The OTS has now published its call for evidence which addresses three problem areas. First, practical issues such as the filing of tax forms, related administrative problems and the guidance available from HMRC to address these. Second, the complexity of the IHT rules themselves. Third, the scale and impact of ‘distortions to taxpayer decisions’ caused by the IHT rules in relation to investments, asset prices or the timing of transactions. The deadline for responses is 8 June 2018.
In a welcome first for the OTS, the call for evidence is accompanied by a brief online survey which enables non-specialists with practical experience of completing IHT returns to make their own suggestions.

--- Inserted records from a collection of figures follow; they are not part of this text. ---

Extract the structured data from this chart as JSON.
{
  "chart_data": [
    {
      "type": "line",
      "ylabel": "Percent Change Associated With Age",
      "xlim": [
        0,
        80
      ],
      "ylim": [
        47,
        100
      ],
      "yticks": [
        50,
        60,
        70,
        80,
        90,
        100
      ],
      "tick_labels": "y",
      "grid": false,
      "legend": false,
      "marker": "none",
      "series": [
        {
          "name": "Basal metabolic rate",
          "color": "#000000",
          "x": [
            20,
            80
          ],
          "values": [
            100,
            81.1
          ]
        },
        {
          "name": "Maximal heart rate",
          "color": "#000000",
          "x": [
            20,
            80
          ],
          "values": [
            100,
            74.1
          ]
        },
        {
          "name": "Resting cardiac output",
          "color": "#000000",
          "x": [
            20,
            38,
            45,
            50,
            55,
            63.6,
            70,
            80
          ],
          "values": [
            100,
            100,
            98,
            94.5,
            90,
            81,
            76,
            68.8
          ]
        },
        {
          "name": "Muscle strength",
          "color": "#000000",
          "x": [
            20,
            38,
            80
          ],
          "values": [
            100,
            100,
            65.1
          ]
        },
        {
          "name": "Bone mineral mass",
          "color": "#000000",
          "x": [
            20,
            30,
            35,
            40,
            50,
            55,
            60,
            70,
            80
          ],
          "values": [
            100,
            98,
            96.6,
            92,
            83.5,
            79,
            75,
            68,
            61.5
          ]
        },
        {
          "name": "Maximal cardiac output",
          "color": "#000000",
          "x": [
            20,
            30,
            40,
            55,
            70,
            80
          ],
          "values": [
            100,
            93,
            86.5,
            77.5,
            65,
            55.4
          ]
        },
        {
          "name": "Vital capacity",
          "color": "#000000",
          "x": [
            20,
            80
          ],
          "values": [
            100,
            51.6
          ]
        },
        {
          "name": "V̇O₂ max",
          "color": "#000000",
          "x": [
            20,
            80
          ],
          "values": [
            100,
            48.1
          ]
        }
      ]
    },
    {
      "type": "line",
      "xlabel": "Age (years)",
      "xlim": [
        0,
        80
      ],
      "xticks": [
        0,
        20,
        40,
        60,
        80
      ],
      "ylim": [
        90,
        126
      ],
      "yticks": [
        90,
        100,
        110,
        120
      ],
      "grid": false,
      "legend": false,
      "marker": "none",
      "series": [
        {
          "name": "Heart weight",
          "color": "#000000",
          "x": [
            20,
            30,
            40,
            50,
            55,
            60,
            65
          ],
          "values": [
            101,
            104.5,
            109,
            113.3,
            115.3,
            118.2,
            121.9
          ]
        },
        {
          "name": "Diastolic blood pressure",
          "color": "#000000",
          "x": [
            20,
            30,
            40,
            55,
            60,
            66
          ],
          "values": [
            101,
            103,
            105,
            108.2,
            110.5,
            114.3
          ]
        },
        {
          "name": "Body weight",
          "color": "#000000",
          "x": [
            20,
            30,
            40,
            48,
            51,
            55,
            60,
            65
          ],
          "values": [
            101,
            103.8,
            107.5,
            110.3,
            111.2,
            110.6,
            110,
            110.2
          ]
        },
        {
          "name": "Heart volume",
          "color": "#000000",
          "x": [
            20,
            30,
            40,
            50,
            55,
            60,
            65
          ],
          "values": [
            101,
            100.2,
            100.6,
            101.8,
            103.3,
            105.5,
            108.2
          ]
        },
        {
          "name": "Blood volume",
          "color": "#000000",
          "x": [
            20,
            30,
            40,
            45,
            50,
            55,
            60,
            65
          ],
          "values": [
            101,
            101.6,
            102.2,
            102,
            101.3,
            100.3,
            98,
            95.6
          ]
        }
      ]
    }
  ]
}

While the accessibility of the review is welcome, there is a genuine need for reform which will not be met simply by scrapping exemptions and reliefs. This is also a valuable opportunity to assess the way IHT deals with non-domiciled individuals and with trusts. The taxation of both has been subject to considerable modification over recent years, modifications which necessitate changes to the way people live their lives. Arguably, some of that is as it ought to be. But in other situations, neither the government nor HMRC seems willing to recognise that most trusts are not set up for tax reasons.
Although, predictably, the OTS emphasises that the review should not reduce the yield from IHT, there is an openness to consider the experience of other countries, and indeed any other aspects of the tax.
So what is the likely outcome of the OTS review? It's early days yet but the following look like distinct possibilities:
- Simpler administrative arrangements for low-value estates.
- A recommendation for a single nil-rate band on death at a level which achieves the policy intention of excluding modest estates, without the complexities imposed by the residence nil-rate band and by the transferability of unused allowance.
- A different rate structure, perhaps in progressive bands. While the OTS has made it clear that it will not be advising on rates, there is nothing in the document to preclude it from commenting in principle on the introduction of banded rates. In reality, bands might ultimately be introduced covering a range from 10 per cent to 50 per cent on the largest estates.
- A restriction of business property relief to unquoted companies. This would have a dramatic impact on the use of qualifying AIM-listed shares for investors wishing to build up an IHT-free portfolio.
- No concessions for non-domiciled individuals or for trusts.
We hope that this once-in-a-lifetime review will restore a clear policy direction to IHT and will ensure that it operates in a fair, clear and certain manner. This is too good an opportunity to be missed.